Dock the land yacht, Cap'n:
The gas pirates have raised the black flag

  By Patrick O'Grady
 Mad Dog Media

  GASOLINE PRICES ARE SKYROCKETING AGAIN, and I couldn't care less. Maybe once they hit the $6-per-gallon figure cited in the fabled Bagni Hypothesis, there will be fewer bloodthirsty motorheads sucking my wheel like rubber-freak Draculas before flapping past — generally in a blind corner marked with a double-yellow line — to vanish in a cloud of noxious gases, wild gesticulations and bad noise.

  Imagine it. Rural highways freed of the lumbering commuter traffic that has transformed them from pleasant cycling routes into NASCAR races without skill. Autos grow smaller and more efficient. Pudgy motorists move back downtown, switch to tennies or two-wheelers, and gain a new respect for self-propulsion and their rapidly thinning selves.

  Nah. If $6 gas parks anyone, it will be the working stiffs, the men and women who know how to make things, or do stuff, at wages that make welfare look like winning the lottery. The gentry will keep steering their land schooners between town and country, spending more for a tankful of Saudi gas than I do for a case of French wine, and getting madder and madder and madder, but at the wrong people.

  Green Acres Ain't The Place To Be. I should know. This latest gas-price spike would have me barking at myself if we had decided to stick it out in Weirdcliffe, where procuring drinkable wine of any nationality involved a three-hour, five-gallon round trip. Tote up the cost of the go-juice and the time spent not working and you've taken a $130 trip to town for a jug of undistinguished California cabernet.

  Incidentally, California is where the gas bill came due with a vengeance in mid-March — $2.10 per gallon, the highest average price in the country, with rumors of $3 and $4 per gallon in San Francisco and San Diego. Gov. Gray Davis was wondering out loud whether "anything more than normal market forces" were involved. No flies on that boy, are there?

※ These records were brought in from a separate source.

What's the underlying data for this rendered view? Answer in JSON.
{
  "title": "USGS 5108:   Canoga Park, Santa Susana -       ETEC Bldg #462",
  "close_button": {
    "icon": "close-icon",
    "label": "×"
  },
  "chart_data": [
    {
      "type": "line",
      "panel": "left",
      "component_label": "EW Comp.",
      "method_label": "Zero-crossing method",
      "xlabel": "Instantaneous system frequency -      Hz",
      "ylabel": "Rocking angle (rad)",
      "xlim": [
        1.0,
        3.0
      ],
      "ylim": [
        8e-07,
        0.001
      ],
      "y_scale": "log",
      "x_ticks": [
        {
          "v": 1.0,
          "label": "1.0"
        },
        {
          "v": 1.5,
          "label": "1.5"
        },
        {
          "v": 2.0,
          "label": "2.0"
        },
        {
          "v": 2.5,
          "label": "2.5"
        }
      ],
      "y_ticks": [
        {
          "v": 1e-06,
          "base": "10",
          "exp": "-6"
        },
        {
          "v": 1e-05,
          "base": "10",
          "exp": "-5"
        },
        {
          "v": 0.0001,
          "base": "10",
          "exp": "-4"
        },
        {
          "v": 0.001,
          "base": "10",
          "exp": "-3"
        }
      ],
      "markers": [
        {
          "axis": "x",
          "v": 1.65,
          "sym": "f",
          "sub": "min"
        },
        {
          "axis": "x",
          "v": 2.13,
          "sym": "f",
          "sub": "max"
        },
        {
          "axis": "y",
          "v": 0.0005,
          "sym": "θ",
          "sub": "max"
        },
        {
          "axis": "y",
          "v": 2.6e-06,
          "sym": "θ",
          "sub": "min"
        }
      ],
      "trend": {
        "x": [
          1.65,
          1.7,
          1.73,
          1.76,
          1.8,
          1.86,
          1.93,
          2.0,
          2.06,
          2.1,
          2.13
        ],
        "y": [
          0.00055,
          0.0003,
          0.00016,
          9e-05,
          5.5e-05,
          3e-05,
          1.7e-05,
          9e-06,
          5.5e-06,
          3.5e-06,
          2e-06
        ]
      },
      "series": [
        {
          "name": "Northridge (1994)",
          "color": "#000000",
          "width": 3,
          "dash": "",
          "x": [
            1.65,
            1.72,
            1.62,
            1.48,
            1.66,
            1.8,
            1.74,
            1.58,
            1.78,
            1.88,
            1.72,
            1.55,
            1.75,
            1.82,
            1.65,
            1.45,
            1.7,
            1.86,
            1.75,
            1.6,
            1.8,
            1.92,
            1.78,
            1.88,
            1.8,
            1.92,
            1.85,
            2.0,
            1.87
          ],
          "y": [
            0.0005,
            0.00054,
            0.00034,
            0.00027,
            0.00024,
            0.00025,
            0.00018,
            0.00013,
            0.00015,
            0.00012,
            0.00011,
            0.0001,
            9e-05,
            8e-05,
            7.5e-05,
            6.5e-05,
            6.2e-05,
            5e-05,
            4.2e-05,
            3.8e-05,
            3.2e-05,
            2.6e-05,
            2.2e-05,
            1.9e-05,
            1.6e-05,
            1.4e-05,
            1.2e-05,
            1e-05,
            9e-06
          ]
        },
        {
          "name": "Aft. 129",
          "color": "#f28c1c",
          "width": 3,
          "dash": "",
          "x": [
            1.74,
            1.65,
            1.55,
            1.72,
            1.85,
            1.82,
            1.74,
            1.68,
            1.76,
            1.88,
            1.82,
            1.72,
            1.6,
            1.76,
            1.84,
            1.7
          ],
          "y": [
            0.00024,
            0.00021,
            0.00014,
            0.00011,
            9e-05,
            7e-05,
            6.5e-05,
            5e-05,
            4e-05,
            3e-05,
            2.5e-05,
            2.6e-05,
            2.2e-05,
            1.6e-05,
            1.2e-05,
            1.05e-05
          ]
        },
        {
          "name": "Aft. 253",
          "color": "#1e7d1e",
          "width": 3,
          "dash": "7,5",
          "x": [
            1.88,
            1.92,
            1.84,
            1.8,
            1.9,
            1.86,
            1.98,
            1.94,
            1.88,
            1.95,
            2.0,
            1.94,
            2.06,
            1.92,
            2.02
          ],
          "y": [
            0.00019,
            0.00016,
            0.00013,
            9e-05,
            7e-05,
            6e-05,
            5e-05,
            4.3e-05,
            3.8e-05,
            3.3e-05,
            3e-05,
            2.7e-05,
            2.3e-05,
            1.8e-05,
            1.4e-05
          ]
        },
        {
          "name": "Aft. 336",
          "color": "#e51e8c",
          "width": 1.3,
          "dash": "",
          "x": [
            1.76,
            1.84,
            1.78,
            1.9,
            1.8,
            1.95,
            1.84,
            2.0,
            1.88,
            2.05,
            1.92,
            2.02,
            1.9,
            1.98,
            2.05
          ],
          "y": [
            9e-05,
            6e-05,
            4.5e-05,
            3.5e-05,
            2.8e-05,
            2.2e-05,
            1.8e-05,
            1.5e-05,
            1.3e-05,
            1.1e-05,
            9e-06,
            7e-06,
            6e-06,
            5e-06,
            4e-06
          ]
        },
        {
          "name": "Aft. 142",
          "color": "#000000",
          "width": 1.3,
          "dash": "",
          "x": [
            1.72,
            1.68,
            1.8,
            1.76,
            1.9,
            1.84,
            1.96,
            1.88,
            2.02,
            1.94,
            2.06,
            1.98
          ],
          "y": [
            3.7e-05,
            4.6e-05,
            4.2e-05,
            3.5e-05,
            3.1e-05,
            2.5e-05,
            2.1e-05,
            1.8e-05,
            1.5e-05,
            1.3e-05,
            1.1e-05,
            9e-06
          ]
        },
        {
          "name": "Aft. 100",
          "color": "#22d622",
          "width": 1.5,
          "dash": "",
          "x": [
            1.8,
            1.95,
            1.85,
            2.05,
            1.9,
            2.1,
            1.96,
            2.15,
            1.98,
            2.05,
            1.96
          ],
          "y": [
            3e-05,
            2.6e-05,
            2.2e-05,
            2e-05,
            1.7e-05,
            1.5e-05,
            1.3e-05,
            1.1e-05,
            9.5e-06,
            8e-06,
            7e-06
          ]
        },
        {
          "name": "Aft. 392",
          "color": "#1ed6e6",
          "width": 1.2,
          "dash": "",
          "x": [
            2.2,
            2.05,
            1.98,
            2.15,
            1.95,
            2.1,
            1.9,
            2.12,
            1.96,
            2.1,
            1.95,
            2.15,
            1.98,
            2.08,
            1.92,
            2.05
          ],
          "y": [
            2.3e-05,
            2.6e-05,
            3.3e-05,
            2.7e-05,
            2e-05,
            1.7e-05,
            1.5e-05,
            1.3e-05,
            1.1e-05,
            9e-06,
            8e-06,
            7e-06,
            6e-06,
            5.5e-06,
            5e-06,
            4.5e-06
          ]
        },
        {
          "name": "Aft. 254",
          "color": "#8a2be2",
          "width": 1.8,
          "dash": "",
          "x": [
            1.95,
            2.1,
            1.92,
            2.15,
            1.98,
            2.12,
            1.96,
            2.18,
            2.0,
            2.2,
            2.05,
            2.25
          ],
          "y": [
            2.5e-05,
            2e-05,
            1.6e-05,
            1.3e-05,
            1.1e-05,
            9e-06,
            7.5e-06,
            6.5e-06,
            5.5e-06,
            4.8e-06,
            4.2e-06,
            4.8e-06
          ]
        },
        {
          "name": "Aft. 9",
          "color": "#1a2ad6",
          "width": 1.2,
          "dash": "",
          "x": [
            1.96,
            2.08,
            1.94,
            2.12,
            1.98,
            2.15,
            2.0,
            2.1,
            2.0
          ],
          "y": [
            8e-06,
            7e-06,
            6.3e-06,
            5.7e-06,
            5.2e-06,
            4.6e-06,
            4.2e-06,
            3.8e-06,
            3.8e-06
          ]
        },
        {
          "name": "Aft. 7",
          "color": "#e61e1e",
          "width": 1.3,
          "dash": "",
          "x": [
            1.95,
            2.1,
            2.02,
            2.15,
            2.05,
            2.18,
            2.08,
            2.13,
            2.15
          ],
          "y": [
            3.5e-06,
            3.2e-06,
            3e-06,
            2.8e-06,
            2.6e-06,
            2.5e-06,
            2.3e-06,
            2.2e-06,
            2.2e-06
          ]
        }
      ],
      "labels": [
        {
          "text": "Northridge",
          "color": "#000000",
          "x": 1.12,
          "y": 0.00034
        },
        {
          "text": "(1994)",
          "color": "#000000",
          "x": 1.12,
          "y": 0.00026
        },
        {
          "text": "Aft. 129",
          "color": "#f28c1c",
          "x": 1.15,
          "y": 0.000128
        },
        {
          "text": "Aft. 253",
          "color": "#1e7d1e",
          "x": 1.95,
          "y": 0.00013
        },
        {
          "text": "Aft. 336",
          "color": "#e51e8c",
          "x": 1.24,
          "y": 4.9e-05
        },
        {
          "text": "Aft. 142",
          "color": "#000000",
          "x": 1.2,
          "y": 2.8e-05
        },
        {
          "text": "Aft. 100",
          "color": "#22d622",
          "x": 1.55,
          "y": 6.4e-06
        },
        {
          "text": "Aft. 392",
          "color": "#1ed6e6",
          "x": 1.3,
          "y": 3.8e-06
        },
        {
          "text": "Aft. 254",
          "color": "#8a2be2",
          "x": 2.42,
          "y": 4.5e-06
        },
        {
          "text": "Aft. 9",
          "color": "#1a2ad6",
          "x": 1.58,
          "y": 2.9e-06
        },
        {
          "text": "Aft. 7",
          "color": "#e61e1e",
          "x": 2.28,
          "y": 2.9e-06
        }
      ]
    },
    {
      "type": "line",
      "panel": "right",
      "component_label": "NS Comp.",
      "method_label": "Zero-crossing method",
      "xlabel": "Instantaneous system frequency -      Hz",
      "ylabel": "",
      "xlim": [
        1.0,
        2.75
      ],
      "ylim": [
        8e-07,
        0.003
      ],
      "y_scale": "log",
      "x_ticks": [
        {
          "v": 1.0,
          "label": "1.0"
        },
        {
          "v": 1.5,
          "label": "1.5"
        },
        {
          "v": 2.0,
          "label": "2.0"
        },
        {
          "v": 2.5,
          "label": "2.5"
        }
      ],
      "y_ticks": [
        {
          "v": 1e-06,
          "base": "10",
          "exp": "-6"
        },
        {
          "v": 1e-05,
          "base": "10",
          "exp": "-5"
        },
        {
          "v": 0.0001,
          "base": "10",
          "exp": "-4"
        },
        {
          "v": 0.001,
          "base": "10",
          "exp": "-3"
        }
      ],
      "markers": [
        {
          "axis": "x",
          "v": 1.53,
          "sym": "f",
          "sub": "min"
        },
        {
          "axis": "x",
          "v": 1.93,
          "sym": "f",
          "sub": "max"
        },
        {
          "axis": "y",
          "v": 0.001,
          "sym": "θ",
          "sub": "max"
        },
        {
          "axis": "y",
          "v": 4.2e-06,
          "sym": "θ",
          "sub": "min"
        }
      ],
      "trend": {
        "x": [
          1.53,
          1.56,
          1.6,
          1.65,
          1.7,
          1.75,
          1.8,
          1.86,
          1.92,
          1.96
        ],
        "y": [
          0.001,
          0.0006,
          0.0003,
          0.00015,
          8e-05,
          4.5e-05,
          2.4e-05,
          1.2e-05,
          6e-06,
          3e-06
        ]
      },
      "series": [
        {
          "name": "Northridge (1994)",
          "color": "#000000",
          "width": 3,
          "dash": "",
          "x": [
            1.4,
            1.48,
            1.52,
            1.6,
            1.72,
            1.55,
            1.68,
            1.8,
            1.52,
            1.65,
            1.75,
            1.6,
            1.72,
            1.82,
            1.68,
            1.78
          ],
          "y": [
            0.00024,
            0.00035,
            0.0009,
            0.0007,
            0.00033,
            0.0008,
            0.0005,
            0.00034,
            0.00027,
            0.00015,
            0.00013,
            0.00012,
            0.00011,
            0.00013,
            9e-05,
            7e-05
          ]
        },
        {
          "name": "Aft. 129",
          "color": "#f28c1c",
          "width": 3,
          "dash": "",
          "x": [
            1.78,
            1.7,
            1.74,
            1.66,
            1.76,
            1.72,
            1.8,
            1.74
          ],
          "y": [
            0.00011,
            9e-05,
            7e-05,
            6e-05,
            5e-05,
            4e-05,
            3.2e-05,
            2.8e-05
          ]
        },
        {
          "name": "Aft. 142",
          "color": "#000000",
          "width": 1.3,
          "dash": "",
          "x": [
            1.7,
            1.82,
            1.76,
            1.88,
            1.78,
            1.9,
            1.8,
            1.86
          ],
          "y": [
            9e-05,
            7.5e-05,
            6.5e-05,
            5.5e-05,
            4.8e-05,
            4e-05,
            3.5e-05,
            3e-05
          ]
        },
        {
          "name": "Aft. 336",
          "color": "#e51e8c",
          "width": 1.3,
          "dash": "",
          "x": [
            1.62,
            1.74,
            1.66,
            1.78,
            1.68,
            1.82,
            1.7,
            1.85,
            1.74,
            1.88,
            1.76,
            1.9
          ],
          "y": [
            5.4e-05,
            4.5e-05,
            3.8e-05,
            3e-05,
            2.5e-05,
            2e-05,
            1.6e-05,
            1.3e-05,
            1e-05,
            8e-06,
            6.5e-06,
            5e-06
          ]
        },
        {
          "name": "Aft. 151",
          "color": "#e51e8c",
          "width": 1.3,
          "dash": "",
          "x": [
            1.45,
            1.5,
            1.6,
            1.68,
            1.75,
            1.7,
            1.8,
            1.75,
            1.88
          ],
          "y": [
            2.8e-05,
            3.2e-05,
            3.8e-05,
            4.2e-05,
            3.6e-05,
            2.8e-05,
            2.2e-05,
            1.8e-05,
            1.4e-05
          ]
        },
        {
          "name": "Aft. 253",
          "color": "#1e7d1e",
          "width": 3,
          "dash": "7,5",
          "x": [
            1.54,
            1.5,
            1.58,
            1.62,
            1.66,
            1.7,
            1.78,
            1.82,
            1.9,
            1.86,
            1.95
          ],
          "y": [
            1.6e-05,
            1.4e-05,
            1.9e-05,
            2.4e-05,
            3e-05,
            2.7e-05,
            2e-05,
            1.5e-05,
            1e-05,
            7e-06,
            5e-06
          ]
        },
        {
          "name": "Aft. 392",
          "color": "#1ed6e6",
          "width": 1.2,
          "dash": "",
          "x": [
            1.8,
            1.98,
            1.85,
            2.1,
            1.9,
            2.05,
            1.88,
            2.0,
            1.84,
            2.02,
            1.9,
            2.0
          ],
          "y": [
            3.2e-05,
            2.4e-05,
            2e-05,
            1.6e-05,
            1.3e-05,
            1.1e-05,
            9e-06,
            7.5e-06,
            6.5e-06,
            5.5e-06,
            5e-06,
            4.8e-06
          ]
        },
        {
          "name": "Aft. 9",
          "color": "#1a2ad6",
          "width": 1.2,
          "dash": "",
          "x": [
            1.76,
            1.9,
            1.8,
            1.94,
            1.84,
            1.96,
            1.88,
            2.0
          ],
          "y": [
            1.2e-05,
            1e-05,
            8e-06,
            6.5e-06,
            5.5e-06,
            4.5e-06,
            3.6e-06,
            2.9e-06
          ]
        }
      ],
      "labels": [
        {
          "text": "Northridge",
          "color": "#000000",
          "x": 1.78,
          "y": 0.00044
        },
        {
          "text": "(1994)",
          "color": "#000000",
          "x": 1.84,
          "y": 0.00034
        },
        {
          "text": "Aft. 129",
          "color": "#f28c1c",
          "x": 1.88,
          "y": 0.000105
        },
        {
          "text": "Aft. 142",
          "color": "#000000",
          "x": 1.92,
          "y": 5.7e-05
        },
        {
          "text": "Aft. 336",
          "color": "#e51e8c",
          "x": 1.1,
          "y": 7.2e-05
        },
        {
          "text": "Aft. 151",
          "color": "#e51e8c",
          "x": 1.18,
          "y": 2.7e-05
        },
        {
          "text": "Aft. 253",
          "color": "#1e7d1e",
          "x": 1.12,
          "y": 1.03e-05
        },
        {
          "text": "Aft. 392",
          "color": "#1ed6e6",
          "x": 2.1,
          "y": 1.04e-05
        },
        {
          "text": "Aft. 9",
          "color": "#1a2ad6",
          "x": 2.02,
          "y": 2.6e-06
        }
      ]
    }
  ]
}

  Here in Bibleburg, it's not quite that bad. Buck-seventy-five for 87 octane, and since the Safeway is a 10-minute walk instead of a 55-mile drive, I'm trying very hard not to buy it. The wife's employer pays her Texaco tab, since her job involves a bunch of travel. So I'm feeling pretty smug about leaving Green Acres for Mayberry.

  Just Gimme That Countryside. Except when I ride out on what used to be sparsely traveled rural highways, and now are traffic-jammed commuter routes, where everybody seems to be wearing his Jockeys a size too small all of a sudden.

  Cyclists who fear the mindless rage of the stereotypical redneck in a battered pickup with an ax handle in the rifle rack should try sharing a shoulderless road with a few of these country squires galloping their pudgy iron horses between the Roy Rogers ranchettes out east and the paper-shuffling gigs in town. I've had more close calls in six months here than I did during six years in Crusty County, where if they had a bridge some odd-looking person surely would be playing banjo on it.

  Hey, there are plenty of lovely houses available here in town for harried folks who find that endlessly navigating two-lane roads in four-wheeled behemoths at 12 miles to the ever-more-costly gallon is getting them nowhere but closer to the edge. Swap the tank for an Echo, or better yet, a bike. Slow down. Calm down.

  The simple fact of the matter, one of the many that brought me down from the mountain, is that the life of a country squire is unsustainable as long as the city remains the source of his living. If $6 gas will drive that home, it's a small price to pay.